Aside from falling prey to poachers and getting caught in traps meant for other animals, tamaraws face land-use pressure from indigenous communities, who themselves are displaced by new settlers. Photo from GREGG YAN/WIKIMEDIA COMMONS

Tamaraw

IUCN Red List Classification: Critically Endangered

The tamaraw, a species endemic to the Philippines, has a small population size that is already on decline. Historically, it has been hunted for subsistence and for sport. Laws ban this practice but illegal capture and killings continue.

While they are used for local consumption, the main threat to the species is they have little space to disperse and increase their range, due to human pressure and the shortage of natural corridors. Poaching continues. Tamaraws also get caught in traps not meant for them. The species also faces land-use pressure from indigenous communities, who themselves are displaced by new settlers, thus calling for a multi-sector approach to conservation beyond protected areas.

Wild pig (Baboy damo)

IUCN Red List Classification: Critically Endangered (Visayan warty pig); Vulnerable (Philippine warty pig, Oliver’s warty pig/Mindoro warty pig); Near Threatened (Palawan bearded pig)

Known locally as baboy damo, the four wild pig species above are endemic to the Philippines, and are all locally hunted for food.
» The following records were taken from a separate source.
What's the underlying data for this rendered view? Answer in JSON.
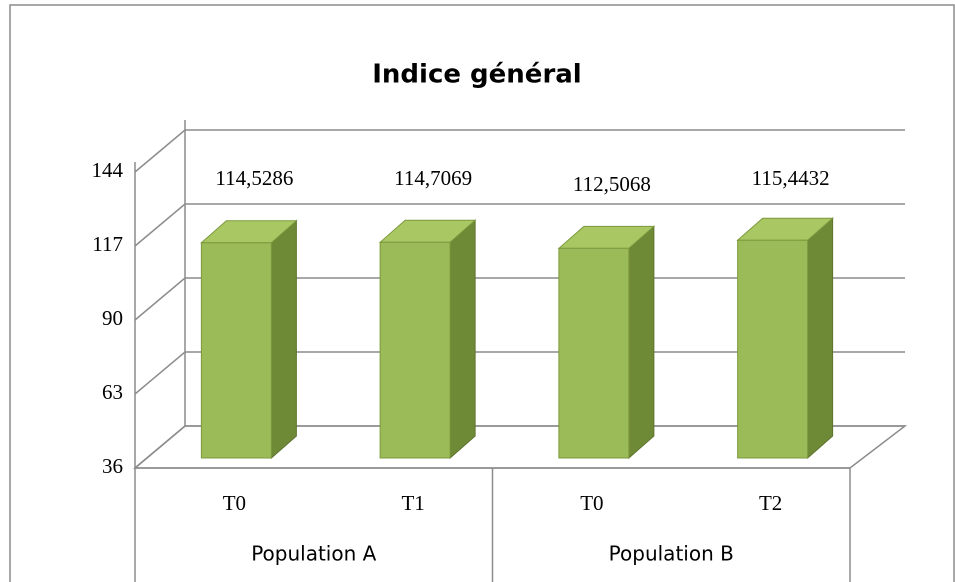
{
  "chart_data": {
    "type": "bar3d",
    "title": "Indice général",
    "categories": [
      "T0",
      "T1",
      "T0",
      "T2"
    ],
    "groups": [
      "Population A",
      "Population B"
    ],
    "values": [
      114.5286,
      114.7069,
      112.5068,
      115.4432
    ],
    "value_labels": [
      "114,5286",
      "114,7069",
      "112,5068",
      "115,4432"
    ],
    "color": "#9bbb59",
    "ylim": [
      36,
      144
    ],
    "yticks": [
      36,
      63,
      90,
      117,
      144
    ],
    "grid": true
  }
}
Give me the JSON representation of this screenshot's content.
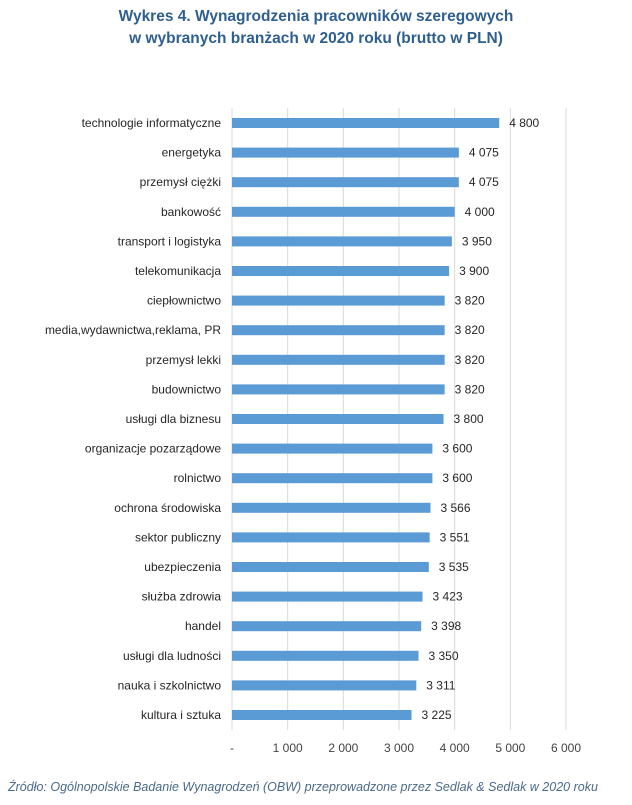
{
  "title_line1": "Wykres 4. Wynagrodzenia pracowników szeregowych",
  "title_line2": "w wybranych branżach w 2020 roku (brutto w PLN)",
  "source": "Źródło: Ogólnopolskie Badanie Wynagrodzeń (OBW) przeprowadzone przez Sedlak & Sedlak w 2020 roku",
  "colors": {
    "bar": "#5b9bd5",
    "grid": "#d9d9d9",
    "title": "#2e5f8f"
  },
  "chart_data": {
    "type": "bar",
    "orientation": "horizontal",
    "title": "Wykres 4. Wynagrodzenia pracowników szeregowych w wybranych branżach w 2020 roku (brutto w PLN)",
    "categories": [
      "technologie informatyczne",
      "energetyka",
      "przemysł ciężki",
      "bankowość",
      "transport i logistyka",
      "telekomunikacja",
      "ciepłownictwo",
      "media,wydawnictwa,reklama, PR",
      "przemysł lekki",
      "budownictwo",
      "usługi dla biznesu",
      "organizacje pozarządowe",
      "rolnictwo",
      "ochrona środowiska",
      "sektor publiczny",
      "ubezpieczenia",
      "służba zdrowia",
      "handel",
      "usługi dla ludności",
      "nauka i szkolnictwo",
      "kultura i sztuka"
    ],
    "values": [
      4800,
      4075,
      4075,
      4000,
      3950,
      3900,
      3820,
      3820,
      3820,
      3820,
      3800,
      3600,
      3600,
      3566,
      3551,
      3535,
      3423,
      3398,
      3350,
      3311,
      3225
    ],
    "value_labels": [
      "4 800",
      "4 075",
      "4 075",
      "4 000",
      "3 950",
      "3 900",
      "3 820",
      "3 820",
      "3 820",
      "3 820",
      "3 800",
      "3 600",
      "3 600",
      "3 566",
      "3 551",
      "3 535",
      "3 423",
      "3 398",
      "3 350",
      "3 311",
      "3 225"
    ],
    "x_ticks": [
      0,
      1000,
      2000,
      3000,
      4000,
      5000,
      6000
    ],
    "x_tick_labels": [
      "-",
      "1 000",
      "2 000",
      "3 000",
      "4 000",
      "5 000",
      "6 000"
    ],
    "xlim": [
      0,
      6000
    ],
    "grid": true,
    "legend": false
  }
}
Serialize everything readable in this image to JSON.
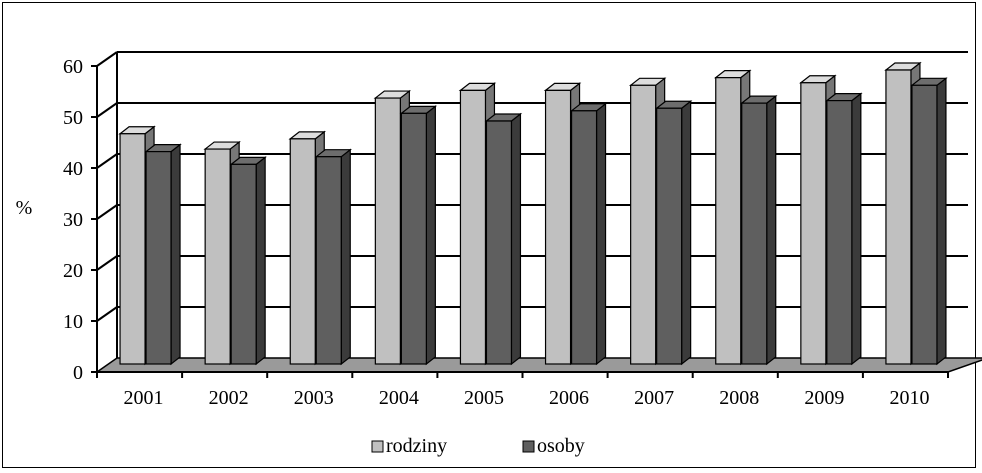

Populations of all species are declining.

The Visayan warty pig, the species most at risk, has a fragmented population surviving only in Negros, Panay, and possibly Masbate. The Philippine warty pig also suffers from a fragmented population and possible extinction in some islands, due to extensive logging operations, agricultural expansion, and hunting pressure.

The Oliver’s warty pig, only found in Mindoro, also has a fragmented population, caused by widespread destruction and decreasing quality of forest habitats (threatened by mining). The Palawan bearded pig, meanwhile, is still common in some areas, although it faces decline due to habitat loss and heavy hunting pressure.

The species above are fully protected by law, but enforcement remains a problem, especially in already-established protected areas.